I still remember the first time I heard “Magic Doors,” and realized that Portishead had somehow managed to refine its sound from the cliche of Trip Hop, and yet remain emotionally consistent with everything that had come before. There is such sorrow and melancholy in this track; it’s not just Beth Gibbons’ voice, or the words she’s singing (“I can’t deny or hide from me/I don’t know who I’m meant to be”). Is it the constantly-downward synthetic strings, or the finality of the piano when it appears? I don’t know; whereas earlier Portishead had a retro cool to it, this song – and a lot of Third, the album it comes from – is purposefully dissonant and awkward in its beauty. The opening tone that crashes into the drums… It’s utterly compelling, but somehow difficult to listen to at the same time. You struggle through this song, in a way, but in such a way that the entire thing feels curiously enriching nonetheless.

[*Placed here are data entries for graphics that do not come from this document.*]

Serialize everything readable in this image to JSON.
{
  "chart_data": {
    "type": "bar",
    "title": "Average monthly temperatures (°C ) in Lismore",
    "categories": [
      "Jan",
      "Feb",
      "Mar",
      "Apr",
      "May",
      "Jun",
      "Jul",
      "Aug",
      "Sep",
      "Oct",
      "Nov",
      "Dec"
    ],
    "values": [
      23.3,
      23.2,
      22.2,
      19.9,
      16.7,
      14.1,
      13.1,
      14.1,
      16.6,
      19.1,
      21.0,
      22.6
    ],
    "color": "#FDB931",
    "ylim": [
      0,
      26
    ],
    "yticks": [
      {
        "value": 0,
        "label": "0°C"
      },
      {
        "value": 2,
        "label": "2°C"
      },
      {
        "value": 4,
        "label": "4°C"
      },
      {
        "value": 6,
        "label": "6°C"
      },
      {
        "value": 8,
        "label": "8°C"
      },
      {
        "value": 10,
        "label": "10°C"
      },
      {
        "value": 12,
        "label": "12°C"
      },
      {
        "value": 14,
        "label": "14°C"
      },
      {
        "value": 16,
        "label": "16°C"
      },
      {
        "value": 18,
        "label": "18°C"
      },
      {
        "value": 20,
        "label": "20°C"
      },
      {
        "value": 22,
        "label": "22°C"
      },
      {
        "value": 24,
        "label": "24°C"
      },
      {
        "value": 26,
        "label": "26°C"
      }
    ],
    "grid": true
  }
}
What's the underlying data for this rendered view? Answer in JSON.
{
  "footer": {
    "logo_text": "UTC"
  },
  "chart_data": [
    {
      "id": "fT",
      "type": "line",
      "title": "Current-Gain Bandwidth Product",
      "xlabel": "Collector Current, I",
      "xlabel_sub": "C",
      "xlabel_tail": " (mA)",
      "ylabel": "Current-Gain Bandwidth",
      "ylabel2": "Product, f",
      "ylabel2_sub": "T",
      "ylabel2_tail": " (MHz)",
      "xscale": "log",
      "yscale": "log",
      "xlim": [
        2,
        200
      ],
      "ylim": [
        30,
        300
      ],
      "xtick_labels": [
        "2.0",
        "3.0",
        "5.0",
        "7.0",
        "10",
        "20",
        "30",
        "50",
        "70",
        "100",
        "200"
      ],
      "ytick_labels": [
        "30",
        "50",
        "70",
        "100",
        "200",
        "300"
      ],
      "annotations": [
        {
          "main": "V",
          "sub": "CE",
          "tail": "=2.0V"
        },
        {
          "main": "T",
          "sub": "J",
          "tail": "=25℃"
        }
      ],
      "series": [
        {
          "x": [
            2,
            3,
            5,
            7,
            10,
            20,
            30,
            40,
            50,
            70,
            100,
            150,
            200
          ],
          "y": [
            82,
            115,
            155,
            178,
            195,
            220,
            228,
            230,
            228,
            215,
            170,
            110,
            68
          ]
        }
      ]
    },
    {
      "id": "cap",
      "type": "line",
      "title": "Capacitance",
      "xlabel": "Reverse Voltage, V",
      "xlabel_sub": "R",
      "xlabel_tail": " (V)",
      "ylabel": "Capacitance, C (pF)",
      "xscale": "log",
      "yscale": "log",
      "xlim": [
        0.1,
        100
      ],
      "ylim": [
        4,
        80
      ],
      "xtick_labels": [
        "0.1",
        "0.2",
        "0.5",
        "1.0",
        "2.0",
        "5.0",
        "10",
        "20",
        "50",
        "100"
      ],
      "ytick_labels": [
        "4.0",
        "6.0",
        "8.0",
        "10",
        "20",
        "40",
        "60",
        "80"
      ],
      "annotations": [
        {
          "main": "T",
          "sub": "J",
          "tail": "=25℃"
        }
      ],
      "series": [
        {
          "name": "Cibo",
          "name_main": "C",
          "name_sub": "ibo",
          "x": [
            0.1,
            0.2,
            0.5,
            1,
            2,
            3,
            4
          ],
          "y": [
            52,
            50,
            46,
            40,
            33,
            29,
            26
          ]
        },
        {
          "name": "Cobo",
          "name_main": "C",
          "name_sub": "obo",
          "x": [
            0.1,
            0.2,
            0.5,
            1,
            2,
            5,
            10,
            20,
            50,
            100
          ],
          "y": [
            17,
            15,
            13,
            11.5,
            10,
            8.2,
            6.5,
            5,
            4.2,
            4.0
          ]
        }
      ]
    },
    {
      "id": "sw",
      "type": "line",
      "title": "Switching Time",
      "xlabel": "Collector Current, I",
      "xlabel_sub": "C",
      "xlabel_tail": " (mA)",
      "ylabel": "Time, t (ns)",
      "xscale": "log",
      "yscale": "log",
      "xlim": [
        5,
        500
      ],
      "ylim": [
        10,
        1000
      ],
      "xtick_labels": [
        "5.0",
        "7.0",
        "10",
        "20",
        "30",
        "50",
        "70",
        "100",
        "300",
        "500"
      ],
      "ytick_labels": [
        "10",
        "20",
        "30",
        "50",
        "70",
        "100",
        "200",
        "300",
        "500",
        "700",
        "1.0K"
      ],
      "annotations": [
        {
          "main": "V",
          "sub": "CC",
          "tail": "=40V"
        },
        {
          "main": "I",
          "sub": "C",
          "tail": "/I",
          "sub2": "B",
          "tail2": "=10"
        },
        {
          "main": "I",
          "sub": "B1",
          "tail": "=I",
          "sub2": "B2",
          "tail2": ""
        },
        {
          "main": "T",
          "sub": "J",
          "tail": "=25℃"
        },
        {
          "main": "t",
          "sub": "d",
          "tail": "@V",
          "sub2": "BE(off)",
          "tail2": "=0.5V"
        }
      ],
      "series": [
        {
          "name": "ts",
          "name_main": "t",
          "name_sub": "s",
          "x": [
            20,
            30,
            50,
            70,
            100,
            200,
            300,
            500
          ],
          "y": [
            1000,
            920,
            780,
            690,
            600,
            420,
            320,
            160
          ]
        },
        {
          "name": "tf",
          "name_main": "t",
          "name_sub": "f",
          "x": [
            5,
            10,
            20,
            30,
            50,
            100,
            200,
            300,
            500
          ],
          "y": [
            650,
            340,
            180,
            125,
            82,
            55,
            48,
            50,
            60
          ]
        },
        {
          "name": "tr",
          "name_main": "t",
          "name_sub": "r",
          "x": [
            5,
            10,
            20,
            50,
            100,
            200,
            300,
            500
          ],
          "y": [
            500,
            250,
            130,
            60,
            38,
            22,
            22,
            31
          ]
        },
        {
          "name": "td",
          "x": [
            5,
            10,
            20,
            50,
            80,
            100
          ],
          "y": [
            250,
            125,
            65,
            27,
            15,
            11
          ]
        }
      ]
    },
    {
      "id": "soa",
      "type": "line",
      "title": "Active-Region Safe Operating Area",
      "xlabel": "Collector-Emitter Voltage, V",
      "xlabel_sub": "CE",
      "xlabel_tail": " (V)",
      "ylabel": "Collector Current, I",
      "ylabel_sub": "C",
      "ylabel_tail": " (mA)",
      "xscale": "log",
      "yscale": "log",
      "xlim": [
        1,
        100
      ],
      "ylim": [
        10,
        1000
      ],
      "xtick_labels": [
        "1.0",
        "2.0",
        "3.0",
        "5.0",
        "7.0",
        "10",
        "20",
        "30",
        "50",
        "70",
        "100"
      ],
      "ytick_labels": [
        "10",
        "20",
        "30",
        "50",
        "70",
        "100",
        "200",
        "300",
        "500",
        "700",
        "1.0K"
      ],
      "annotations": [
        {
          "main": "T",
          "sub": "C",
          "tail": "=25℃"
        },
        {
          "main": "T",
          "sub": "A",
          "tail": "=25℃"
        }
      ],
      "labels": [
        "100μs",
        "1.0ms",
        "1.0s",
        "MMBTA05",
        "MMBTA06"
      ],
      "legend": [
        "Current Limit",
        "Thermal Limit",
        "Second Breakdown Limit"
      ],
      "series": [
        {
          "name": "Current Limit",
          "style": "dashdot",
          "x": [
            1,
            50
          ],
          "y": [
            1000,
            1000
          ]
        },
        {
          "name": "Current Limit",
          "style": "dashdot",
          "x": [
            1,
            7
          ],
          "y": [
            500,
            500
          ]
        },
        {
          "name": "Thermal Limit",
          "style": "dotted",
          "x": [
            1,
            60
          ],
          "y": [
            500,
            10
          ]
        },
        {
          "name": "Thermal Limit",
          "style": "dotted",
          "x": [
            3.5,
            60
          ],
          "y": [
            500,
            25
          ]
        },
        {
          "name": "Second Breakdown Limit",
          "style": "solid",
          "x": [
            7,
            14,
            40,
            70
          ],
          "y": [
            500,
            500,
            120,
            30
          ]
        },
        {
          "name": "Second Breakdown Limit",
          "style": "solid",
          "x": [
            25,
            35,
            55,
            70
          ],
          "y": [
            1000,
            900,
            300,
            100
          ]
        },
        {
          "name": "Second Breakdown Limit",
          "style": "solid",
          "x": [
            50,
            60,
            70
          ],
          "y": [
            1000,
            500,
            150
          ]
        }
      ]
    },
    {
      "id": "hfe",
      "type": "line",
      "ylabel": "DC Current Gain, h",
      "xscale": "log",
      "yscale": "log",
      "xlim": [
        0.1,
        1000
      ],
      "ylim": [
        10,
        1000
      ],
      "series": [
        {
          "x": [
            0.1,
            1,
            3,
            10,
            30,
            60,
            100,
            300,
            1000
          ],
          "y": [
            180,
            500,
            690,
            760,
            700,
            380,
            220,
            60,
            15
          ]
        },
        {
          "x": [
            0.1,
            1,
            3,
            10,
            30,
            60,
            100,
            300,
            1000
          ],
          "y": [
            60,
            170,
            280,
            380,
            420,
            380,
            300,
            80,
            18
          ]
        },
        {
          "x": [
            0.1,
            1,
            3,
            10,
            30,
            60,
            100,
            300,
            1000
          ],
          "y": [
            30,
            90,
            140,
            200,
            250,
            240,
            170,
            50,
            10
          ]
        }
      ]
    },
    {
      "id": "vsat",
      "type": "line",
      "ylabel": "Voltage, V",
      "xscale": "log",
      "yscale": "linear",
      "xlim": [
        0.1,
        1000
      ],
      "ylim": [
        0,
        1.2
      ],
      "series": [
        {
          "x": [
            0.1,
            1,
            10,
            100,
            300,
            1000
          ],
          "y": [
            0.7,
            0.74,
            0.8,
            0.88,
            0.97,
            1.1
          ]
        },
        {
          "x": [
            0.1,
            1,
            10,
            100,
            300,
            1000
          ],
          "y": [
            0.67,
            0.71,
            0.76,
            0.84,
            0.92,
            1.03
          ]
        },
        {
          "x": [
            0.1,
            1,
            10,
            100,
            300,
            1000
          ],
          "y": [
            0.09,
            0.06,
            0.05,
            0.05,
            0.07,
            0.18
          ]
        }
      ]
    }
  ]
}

It’s been years since I’ve really listened to “Glory Box,” probably the biggest hit from Portishead’s first album Dummy; it was one of those songs that I was convinced I had over-heard, that I was too used to from listening to the album endlessly when it came out, and then the single came out and it was everywhere… But it’s playing in the cafe that I’m sitting in right now, and it sounds much sharper, much less bloated and self-obsessed than I remembered it. It’s as if I had replaced the original – with Beth Gibbons’ voice cracking with emotion and the retro guitar twanging shamelessly, not quite a cliche just yet, months and countless rip-offs yet to come – with some idea of what it sounded like.
There are some songs that I wish I could hear for the first time all the time; relive the thrill of that first listen, the zigging when I expected a zag, or whatever, and be surprised and impressed every single time. This is definitely one of them; it was worth ignoring the song for years to hear it again as if it was, if not the first, then surely not the one hundredth, time.